Awesome Visuals, Meh Audio
Residual is a visually appealing game. Quite literally everything is done in pixel art, and if you’ve read any of my previous reviews, you’ll know I’m a sucker for it just about every time. Well, so long as it’s done well. And the pixel art is definitely done well in this game. From your character’s little sprite to the fish, to the berries, to the strange monuments and artifacts you stumble across, the game is just a visual delight. Unfortunately, as great as the visuals are, the sound isn’t done nearly as well. Pretty much the only sounds I heard for both of my playthroughs were my robot buddy, a very unappealing squelching sound from some kind of creature (and it just never seemed to end, ever), and the sound of waterfalls. There didn’t even seem to be that many ambient sounds, which I think would have helped.
Thousands of Planets to Try Out
Residual is a fun, unique, interesting experience, with only a couple of flaws. Controls aren’t as tight as they could be, for one. You use X to jump and to grab ledges to scramble up, which is perfectly fine, but for some inexplicable reason, you have to use the A button to grab vines and release them. You wouldn’t think it would be a big deal, but using a different button to jump off the vine after you’ve gotten so used to using X to jump just really messes with your muscle memory. I think it could be helpful to have a bit more tutorial to start the game, but honestly, if you stick with it, you will eventually figure everything out. And finally, my last complaint is just the lack of a meaningful soundtrack or variety of ambient sounds.
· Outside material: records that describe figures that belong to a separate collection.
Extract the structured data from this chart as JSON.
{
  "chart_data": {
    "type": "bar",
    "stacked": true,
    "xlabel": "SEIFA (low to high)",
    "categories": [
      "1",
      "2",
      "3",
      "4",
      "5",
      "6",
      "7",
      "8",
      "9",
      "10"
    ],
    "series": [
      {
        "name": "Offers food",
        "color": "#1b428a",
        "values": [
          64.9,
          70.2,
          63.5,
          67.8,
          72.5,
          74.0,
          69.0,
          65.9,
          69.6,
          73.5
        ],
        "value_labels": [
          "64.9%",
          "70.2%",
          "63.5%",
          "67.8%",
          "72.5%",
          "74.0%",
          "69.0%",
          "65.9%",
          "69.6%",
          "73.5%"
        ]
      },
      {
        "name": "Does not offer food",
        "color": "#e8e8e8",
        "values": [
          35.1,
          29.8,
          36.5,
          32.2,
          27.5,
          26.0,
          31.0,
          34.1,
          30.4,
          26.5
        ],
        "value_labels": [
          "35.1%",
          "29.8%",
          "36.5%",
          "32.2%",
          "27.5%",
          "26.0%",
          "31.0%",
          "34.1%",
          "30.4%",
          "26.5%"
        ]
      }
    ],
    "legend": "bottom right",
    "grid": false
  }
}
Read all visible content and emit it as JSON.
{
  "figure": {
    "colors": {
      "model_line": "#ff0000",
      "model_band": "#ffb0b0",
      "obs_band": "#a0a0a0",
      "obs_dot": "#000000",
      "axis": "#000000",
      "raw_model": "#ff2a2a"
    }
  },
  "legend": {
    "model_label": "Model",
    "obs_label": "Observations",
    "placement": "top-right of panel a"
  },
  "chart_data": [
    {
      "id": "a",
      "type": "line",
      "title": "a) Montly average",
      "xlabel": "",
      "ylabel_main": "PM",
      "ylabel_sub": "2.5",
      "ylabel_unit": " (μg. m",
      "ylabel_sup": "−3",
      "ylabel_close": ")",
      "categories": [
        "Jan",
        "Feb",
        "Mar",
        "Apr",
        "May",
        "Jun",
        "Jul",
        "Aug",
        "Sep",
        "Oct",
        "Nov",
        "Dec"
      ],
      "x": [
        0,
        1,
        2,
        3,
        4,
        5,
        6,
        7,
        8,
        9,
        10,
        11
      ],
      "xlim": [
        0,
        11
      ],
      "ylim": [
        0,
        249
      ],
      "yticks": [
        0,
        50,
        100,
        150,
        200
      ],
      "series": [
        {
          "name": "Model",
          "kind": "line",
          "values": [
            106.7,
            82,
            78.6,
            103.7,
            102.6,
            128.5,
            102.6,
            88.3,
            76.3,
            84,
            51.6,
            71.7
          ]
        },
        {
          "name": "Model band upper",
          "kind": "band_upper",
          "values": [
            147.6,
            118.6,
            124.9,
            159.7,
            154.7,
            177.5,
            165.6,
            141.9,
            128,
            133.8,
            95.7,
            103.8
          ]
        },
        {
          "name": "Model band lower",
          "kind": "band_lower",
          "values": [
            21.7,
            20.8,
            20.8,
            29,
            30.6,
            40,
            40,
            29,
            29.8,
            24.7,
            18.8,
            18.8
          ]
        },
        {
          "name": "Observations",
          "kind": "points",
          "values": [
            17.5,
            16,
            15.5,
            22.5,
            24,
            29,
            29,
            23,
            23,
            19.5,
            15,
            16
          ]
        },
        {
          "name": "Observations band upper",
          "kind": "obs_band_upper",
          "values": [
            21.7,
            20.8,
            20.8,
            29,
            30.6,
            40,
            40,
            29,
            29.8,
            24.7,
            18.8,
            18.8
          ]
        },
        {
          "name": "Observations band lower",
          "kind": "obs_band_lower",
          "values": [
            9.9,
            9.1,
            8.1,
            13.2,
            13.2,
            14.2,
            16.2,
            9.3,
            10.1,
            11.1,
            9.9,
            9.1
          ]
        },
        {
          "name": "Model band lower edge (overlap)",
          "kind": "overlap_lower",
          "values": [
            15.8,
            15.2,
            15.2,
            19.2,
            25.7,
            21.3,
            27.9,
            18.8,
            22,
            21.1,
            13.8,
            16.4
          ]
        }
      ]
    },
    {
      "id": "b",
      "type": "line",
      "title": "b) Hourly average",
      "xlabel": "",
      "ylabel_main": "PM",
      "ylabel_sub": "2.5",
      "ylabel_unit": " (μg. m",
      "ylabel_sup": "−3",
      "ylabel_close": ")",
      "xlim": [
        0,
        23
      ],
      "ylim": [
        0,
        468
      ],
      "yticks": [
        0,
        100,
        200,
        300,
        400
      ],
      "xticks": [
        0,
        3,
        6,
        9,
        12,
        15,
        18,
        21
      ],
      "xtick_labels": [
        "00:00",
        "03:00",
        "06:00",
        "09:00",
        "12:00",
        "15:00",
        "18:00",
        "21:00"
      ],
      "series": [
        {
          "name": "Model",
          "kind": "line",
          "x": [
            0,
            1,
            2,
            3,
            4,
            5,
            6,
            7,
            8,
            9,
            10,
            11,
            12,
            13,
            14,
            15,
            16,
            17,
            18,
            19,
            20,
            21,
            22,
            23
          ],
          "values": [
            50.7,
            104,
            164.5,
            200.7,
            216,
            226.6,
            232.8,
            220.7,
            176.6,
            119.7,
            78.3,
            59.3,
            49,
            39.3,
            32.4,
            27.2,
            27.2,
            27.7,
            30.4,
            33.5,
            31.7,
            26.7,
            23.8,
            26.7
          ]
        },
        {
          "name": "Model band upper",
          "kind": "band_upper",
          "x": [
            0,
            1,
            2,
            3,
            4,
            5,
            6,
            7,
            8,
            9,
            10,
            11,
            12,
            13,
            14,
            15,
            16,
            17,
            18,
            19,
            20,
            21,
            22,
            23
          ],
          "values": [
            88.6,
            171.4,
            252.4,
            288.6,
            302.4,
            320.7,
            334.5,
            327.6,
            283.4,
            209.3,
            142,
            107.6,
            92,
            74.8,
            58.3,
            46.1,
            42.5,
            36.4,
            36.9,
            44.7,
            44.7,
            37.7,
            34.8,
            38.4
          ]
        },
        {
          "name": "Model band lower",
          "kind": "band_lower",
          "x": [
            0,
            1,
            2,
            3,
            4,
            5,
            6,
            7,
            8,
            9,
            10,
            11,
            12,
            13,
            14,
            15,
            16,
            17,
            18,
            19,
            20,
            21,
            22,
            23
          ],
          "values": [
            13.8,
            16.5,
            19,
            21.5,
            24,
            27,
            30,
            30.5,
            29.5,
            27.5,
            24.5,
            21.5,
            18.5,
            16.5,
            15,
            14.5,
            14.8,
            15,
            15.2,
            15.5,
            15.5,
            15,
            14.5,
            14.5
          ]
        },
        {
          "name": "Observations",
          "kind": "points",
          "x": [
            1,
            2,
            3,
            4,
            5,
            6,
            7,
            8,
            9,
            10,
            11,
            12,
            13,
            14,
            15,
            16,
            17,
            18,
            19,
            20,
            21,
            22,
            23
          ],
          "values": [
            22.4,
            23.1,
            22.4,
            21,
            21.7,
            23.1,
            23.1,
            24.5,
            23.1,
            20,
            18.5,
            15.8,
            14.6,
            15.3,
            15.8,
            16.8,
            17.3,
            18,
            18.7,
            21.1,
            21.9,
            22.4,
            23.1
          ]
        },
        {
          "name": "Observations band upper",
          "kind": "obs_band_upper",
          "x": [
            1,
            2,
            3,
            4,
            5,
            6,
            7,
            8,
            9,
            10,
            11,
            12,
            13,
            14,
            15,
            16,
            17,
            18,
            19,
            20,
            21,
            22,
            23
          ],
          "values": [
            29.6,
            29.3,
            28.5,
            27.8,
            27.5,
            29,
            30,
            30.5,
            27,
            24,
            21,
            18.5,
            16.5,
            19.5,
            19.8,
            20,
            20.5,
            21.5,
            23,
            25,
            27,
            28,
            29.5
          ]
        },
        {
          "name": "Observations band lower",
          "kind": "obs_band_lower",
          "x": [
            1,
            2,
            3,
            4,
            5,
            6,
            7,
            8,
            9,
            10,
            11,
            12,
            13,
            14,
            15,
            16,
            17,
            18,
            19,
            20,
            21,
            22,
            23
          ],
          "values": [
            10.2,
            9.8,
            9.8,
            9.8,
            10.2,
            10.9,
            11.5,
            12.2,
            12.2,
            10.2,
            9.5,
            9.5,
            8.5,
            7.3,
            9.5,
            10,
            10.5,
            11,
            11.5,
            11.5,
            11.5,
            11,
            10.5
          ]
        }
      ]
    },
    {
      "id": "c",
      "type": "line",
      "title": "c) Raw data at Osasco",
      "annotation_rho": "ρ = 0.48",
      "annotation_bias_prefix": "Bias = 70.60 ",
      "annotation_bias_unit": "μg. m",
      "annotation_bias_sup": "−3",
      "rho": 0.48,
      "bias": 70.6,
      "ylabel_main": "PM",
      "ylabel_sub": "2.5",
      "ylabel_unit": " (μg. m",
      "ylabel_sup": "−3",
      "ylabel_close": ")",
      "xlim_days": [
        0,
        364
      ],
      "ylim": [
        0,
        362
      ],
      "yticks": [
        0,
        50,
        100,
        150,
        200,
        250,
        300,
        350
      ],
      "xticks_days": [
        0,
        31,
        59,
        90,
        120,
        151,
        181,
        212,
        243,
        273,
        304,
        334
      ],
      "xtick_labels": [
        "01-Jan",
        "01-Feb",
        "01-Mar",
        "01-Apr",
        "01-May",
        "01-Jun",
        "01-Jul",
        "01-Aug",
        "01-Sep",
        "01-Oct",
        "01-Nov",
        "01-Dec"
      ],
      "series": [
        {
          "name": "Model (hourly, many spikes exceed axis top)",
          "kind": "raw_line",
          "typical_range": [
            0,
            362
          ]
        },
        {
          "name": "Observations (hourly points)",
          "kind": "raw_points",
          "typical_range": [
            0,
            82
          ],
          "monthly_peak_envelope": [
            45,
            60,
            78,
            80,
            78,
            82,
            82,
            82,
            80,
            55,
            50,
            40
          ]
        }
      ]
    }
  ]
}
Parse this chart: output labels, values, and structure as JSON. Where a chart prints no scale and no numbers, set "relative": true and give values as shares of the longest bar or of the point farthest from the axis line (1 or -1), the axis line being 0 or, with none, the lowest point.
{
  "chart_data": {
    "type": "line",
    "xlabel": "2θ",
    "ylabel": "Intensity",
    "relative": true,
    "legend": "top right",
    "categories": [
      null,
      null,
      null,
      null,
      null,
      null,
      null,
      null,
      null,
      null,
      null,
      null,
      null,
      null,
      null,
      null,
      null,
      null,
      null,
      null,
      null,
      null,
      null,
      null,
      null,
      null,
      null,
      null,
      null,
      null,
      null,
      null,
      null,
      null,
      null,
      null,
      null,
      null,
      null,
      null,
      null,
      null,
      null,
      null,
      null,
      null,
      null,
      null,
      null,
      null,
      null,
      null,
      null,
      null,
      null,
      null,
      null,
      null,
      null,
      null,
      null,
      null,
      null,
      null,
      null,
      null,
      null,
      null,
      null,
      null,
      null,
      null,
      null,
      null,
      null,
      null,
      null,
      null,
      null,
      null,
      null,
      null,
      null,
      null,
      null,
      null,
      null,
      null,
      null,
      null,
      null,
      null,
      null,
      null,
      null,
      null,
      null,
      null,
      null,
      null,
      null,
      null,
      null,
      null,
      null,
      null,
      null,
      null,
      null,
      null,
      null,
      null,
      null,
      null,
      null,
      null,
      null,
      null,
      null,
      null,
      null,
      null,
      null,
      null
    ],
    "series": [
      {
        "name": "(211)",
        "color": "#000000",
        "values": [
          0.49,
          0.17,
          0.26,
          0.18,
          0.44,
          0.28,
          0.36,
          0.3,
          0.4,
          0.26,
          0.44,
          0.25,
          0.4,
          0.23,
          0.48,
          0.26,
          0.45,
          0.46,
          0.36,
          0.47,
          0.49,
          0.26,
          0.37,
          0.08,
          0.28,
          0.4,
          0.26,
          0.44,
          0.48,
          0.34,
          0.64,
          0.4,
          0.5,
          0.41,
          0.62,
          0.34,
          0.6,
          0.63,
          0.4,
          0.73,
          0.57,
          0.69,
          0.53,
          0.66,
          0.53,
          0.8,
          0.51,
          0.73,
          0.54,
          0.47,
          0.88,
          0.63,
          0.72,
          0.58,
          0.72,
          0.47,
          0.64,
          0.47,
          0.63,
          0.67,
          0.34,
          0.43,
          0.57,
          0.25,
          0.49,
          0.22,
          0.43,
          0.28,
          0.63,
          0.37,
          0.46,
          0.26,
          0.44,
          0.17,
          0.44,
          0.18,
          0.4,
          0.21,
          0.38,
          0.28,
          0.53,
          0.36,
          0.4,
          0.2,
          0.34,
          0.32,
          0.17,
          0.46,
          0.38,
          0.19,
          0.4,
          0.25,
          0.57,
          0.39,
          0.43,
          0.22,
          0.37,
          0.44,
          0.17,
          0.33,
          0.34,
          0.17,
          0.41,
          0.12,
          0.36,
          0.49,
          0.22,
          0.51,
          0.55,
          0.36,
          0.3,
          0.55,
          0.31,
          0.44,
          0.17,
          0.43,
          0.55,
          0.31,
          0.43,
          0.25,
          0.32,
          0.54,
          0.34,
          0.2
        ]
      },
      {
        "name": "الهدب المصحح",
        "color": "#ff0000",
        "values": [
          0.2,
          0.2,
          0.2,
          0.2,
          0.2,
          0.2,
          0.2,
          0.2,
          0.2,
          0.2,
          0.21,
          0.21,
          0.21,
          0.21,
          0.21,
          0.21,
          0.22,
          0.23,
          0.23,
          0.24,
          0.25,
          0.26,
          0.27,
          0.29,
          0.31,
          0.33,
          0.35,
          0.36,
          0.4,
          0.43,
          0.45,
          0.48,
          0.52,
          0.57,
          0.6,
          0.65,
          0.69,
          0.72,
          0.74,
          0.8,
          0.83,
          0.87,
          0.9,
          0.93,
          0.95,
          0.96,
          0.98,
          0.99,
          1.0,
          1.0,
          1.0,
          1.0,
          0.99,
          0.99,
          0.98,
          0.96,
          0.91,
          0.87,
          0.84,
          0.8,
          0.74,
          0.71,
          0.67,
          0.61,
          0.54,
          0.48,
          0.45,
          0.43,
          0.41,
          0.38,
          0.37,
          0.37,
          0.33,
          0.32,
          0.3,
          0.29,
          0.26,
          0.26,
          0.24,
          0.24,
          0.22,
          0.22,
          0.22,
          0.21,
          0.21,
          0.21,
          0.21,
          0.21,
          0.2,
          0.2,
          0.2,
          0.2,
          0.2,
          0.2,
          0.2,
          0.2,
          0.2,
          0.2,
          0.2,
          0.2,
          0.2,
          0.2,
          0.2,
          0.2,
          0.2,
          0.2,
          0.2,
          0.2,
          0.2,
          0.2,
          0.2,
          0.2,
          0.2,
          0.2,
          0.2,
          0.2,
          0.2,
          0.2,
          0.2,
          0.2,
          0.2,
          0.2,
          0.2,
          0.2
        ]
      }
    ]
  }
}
Still, even with a small handful of flaws, this is a solid game. Residual has awesome pixel art, a unique premise, addicting gameplay, and the promise of unique playthroughs every time you start a new game. While it’s not a perfect game, my complaints are fairly minor all things considered. I’d definitely recommend this game to anybody looking for a unique survival/platformer mashup.
Final Verdict: 4/5
Available on: Nintendo Switch (reviewed), PC, PlayStation 4; Publisher: Apogee Entertainment; Developer: Orangepixel; Players: 1; Released: September 9, 2021; ESRB: E for Everyone; MSRP: $19.99
Editor’s note: The publisher provided a review copy to Hey Poor Player.